Aminu Salisu's eight-year-old son was taken in the same daylight raid on Tegina's Salihu Tanko Islamic school in May, alongside more than 130 students.
Salisu cleared out his own savings and sold everything in his shop to raise his contribution.
The owner of the school sold off half the grounds. Together, with the help of friends, relatives, and strangers, the people of Tegina said they raised 30 million nairas.
But that still wasn't enough for the bandits.
Salisu said his whole aim of agreeing to be one of those to deliver the ransom was to set his eyes on his son again, but that never happened.

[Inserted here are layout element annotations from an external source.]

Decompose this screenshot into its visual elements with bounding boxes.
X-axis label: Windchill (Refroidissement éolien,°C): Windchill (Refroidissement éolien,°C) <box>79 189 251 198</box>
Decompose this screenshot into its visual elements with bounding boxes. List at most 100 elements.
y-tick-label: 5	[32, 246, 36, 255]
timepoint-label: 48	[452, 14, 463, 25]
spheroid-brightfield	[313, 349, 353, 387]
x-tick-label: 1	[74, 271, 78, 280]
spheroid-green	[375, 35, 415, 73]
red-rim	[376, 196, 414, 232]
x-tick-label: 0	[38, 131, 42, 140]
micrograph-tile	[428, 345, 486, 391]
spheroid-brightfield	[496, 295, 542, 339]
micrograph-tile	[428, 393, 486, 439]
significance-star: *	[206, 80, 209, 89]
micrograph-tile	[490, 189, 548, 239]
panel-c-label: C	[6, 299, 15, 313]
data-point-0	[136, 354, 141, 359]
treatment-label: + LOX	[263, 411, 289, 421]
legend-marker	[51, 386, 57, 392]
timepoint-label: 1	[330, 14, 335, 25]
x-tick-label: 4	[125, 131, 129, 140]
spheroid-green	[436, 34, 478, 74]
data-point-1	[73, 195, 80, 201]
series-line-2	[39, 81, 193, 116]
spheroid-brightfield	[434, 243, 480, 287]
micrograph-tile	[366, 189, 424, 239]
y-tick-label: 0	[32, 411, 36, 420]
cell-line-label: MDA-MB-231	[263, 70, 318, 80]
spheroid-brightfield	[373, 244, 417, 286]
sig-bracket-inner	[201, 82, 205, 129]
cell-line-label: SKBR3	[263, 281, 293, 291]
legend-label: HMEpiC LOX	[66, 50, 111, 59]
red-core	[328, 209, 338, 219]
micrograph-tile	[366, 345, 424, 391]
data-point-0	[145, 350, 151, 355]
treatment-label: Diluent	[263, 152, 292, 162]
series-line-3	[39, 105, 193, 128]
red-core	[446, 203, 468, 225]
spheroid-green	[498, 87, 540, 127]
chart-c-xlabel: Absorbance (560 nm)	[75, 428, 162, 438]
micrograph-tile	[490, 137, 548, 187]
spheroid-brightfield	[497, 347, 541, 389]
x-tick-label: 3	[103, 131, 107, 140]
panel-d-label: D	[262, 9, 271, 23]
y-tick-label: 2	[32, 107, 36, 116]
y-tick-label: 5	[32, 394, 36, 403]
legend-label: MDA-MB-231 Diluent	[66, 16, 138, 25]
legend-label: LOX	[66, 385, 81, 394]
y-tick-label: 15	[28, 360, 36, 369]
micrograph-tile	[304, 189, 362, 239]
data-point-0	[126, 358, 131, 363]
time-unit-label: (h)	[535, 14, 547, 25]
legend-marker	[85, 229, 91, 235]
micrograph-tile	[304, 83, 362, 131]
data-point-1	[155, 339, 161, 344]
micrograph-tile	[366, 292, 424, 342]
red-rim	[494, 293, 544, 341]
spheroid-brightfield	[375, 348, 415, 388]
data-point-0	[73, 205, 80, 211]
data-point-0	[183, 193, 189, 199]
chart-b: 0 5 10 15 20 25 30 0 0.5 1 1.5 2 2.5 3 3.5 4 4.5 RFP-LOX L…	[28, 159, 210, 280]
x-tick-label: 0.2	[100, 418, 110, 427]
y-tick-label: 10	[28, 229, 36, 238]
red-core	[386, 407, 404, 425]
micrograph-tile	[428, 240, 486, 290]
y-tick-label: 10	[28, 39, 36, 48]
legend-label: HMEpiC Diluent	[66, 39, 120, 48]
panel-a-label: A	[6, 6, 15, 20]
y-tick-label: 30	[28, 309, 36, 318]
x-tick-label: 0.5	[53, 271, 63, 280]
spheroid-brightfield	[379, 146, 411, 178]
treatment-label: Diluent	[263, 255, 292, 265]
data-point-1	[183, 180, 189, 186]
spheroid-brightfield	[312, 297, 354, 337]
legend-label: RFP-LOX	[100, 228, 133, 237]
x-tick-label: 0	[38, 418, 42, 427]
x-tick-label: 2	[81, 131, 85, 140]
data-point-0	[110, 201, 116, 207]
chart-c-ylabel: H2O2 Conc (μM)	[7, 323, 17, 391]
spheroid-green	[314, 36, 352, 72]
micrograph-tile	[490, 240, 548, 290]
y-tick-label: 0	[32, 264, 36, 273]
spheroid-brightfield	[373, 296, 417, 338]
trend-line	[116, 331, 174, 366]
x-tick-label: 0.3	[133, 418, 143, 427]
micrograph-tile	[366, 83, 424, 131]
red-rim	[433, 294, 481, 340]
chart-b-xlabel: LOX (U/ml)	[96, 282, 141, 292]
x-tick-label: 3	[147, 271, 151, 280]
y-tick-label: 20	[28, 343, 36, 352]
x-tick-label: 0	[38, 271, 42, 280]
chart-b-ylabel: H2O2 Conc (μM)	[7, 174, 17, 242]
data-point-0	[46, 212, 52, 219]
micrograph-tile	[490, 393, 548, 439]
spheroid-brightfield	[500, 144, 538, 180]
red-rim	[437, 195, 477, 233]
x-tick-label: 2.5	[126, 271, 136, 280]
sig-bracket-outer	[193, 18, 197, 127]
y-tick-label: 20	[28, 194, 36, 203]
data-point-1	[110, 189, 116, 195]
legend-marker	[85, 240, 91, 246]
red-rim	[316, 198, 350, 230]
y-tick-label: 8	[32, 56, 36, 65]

''I was one of the people who took ransom money to the abductors. My intention was just to be able to see my son, even if it meant they killed me. But when we got there the abductors asked me to go back, so that only the other person would follow them to drop the money. My whole intention of going was to see my son face-to-face,'' he said.
The abductions have piled more pressure on President Buhari, who promised to tackle insecurity at his inauguration in 2019.
They have also tested the security services.
The military pitted against the kidnappers in the northwest, Islamist insurgents in the northeast, separatists in the southeast, and piracy in the Delta, is deployed to at least 30 of Nigeria's 36 states.
The government of Niger state, which includes Tegina, declined to comment. Officials working with the governor said they needed to keep their efforts secret.
Meanwhile, the challenges keep mounting.